Given this instruction, your answer that the probability is (6-y)/6 is absolutely correct. We can examine this in detail and see why this must be the case. Consider the very first dice roll, where you've not rolled any numbers so far. Obviously, any number you roll must be unique, so you have 100% probability. In this case, we have y = 0. Your answer would indicate that the probability is (6-0)/6 = 6/6 = 1 = 100%, so we're good. Now what if y = 1? You've rolled one unique number so far, that means there are 5 unique numbers out of the 6 total numbers remaining. Your answer says the probability is (6-1)/6 = 5/6, so we're good there too. Now what if y = 2? You've rolled two unique numbers so far, that means there are 4 unique numbers out of the 6 total numbers remaining. Your answer says the probability is (6-2)/6 = 4/6, so we're good there too. And so on...

However, from the fact that you then go on to say that "This [answer] failed on a few test cases," that I've misinterpreted the goal of the problem. At this point, it should be clear that before we can even begin to use any mathematical or probability principles to solve the problem, we have to know what the problem even is. So my best recommendation is that you try to collect your thoughts and better explain what it is you're trying to ask.
Thank you for your response, and no you weren't being rude at all. I really didn't define the question well but I didn't want it to come across as me just throwing my work here and asking for answers. I was trying to show that I put effort into understanding the question and solving it on my own but it seems everything came out messy. I'll ask the question again. This time I'll clearly describe the problem.

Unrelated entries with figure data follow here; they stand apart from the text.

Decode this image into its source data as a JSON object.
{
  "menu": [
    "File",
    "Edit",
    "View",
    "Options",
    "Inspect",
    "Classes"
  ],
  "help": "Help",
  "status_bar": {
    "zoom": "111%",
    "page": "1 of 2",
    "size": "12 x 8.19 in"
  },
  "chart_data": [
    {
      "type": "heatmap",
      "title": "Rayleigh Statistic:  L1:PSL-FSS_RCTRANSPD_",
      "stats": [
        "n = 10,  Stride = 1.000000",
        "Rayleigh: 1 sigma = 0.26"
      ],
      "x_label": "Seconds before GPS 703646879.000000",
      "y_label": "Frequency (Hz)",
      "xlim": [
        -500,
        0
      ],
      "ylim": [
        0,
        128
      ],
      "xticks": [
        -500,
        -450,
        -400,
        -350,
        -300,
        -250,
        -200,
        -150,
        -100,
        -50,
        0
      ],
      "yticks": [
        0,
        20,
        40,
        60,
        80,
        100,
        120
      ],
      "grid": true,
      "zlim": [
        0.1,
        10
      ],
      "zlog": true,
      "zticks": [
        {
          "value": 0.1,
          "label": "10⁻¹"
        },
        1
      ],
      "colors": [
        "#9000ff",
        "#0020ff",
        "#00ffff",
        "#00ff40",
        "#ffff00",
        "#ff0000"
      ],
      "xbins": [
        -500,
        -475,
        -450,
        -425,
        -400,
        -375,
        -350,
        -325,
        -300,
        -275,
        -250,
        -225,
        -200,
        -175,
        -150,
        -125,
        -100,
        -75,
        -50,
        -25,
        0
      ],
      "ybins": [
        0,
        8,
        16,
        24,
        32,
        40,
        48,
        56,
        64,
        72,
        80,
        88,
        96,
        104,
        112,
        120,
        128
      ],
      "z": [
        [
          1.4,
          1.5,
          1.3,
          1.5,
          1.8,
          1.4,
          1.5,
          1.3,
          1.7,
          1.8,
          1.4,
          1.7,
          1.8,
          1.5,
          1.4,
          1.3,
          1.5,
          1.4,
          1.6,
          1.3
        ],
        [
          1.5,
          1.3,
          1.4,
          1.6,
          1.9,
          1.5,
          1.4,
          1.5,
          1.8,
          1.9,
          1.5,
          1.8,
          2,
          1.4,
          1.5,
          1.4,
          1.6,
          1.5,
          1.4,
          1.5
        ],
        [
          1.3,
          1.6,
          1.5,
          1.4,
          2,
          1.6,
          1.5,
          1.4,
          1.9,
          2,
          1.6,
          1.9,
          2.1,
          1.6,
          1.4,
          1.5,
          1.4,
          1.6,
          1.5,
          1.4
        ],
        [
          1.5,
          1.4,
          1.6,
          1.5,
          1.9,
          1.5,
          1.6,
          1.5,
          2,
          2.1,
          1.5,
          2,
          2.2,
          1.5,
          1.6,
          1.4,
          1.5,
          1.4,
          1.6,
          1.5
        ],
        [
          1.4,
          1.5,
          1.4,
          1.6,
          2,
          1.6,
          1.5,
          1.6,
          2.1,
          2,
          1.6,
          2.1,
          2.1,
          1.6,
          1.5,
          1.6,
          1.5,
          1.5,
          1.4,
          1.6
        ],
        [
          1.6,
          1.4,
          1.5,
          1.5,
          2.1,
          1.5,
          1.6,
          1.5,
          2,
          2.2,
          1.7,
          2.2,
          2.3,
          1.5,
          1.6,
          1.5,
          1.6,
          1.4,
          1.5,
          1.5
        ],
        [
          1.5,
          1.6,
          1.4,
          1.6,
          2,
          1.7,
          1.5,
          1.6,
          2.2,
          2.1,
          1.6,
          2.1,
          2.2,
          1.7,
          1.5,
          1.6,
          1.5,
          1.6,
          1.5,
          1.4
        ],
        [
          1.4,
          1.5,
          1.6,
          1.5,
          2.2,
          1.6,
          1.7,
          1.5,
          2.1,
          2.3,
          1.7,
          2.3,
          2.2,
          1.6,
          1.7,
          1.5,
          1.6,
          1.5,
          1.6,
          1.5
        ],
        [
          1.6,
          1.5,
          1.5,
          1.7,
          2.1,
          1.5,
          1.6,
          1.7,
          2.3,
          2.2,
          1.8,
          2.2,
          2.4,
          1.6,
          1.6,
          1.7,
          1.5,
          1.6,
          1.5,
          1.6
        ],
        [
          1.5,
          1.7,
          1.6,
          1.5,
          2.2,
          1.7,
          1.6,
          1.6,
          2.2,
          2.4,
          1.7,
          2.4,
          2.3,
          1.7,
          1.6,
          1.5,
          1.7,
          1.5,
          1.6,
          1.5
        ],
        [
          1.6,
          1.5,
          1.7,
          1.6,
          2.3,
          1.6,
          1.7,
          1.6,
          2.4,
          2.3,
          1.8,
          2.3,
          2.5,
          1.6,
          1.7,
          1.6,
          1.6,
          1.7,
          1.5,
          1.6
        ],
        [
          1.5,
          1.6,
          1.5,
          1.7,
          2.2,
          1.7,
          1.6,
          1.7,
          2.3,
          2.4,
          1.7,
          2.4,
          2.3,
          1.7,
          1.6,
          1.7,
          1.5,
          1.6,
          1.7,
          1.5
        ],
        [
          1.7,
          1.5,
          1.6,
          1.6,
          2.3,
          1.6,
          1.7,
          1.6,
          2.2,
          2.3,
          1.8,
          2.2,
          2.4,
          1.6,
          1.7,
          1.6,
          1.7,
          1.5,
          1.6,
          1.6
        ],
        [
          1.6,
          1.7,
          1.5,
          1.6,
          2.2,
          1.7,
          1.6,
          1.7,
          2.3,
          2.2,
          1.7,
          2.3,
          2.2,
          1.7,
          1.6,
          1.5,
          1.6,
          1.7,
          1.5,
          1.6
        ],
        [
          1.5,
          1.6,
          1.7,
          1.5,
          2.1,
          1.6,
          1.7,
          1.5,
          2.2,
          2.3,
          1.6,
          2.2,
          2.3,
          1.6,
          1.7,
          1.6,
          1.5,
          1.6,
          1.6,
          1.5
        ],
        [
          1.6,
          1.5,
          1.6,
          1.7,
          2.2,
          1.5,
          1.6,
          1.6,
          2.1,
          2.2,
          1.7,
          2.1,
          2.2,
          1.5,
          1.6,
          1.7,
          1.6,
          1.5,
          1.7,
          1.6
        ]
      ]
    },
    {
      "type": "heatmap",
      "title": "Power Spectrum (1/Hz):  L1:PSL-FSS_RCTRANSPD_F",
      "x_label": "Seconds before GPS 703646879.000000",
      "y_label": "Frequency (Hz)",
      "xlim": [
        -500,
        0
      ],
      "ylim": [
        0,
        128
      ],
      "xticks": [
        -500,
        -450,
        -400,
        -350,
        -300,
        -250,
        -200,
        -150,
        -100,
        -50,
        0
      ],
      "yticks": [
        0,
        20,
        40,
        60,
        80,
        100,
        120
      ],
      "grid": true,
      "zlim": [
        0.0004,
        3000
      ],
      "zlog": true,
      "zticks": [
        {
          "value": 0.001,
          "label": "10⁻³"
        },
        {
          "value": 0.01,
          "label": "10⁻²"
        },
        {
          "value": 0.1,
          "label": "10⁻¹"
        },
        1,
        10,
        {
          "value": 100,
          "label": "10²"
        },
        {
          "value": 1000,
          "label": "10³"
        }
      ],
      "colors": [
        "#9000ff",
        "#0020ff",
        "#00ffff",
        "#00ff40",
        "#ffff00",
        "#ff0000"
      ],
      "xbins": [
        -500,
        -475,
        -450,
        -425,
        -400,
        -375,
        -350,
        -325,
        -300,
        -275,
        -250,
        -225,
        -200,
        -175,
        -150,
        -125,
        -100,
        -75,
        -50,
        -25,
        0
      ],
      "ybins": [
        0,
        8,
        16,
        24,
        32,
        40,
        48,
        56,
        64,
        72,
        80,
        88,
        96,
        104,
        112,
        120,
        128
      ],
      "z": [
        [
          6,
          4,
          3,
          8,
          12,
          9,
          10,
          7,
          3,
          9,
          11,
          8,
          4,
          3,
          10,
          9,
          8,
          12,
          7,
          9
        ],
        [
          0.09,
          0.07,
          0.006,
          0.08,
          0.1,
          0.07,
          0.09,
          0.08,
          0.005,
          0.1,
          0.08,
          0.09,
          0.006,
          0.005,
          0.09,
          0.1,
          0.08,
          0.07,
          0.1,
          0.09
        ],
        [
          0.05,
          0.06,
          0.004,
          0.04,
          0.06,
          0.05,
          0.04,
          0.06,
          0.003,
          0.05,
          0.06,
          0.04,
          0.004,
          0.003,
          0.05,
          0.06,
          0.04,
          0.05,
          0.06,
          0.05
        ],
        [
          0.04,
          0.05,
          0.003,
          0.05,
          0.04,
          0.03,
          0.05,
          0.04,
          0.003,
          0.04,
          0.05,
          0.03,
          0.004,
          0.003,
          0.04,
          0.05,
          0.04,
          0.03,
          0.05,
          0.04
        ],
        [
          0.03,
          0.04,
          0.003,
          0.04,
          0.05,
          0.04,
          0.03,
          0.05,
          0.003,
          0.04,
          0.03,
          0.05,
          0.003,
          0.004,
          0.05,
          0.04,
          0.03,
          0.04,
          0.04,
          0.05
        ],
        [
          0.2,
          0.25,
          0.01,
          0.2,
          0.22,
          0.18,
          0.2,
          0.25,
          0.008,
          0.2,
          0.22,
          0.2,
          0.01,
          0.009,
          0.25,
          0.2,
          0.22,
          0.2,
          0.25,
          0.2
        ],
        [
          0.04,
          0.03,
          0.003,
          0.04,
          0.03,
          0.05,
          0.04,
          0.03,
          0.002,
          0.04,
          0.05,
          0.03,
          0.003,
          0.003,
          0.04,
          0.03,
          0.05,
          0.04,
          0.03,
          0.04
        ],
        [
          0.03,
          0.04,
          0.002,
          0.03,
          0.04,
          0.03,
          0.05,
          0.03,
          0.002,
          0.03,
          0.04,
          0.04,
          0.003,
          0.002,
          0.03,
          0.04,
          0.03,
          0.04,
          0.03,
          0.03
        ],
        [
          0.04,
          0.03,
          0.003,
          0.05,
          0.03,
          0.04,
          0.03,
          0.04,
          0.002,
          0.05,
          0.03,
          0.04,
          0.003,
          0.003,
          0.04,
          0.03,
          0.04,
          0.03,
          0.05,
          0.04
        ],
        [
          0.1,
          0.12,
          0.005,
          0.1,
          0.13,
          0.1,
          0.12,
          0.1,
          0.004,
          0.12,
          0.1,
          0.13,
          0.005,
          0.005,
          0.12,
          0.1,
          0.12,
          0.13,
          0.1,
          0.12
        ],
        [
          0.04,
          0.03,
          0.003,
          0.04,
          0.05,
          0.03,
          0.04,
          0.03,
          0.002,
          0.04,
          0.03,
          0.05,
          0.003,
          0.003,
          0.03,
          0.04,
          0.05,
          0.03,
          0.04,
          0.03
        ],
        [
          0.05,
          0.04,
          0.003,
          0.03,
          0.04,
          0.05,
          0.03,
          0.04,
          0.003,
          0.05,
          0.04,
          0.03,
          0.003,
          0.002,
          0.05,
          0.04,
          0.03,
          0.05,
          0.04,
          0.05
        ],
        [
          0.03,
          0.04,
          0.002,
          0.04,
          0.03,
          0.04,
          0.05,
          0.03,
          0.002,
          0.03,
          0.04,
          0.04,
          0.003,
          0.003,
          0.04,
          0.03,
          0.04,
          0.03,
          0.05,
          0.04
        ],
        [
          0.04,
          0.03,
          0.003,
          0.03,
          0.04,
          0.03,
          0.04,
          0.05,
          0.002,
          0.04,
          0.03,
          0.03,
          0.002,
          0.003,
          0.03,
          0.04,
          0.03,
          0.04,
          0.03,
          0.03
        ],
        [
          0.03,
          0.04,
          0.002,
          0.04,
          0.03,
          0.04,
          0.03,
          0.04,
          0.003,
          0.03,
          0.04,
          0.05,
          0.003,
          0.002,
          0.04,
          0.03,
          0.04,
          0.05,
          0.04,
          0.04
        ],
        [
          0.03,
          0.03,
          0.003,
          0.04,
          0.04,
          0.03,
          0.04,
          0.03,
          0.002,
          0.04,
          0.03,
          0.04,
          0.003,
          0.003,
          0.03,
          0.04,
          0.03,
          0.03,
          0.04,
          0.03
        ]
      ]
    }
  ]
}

6. ## Modified version of the question

I apologize for how messy my first attempt went. I'll try to ask the question better this time:
Original Problem:
I have a normal 6 sided dice and I'm trying to figure out the probability of getting "s" unique numbers in "x" throws.

Solution attempt:
The first step was to narrow this down to a simpler equation and work from there.
If there are "r" throws left and we've already gotten "y" distinct values, let F(r, y) be the probability, this way the answer to the problem is is F(x, 0)
Next step was finding the probability that the next throw would be one of the "y" previously gotten values

I tried to find the probability it wouldn't be one of the y previous values and subtract this from 1
so 1 - ((6-y)/6) = y/6

but applying this to the original problem doesn't give me the right answer. And I still feel like other values have a part to play. I was given the advise of defining it as a recurrence relation but I can't do that without the right equation first.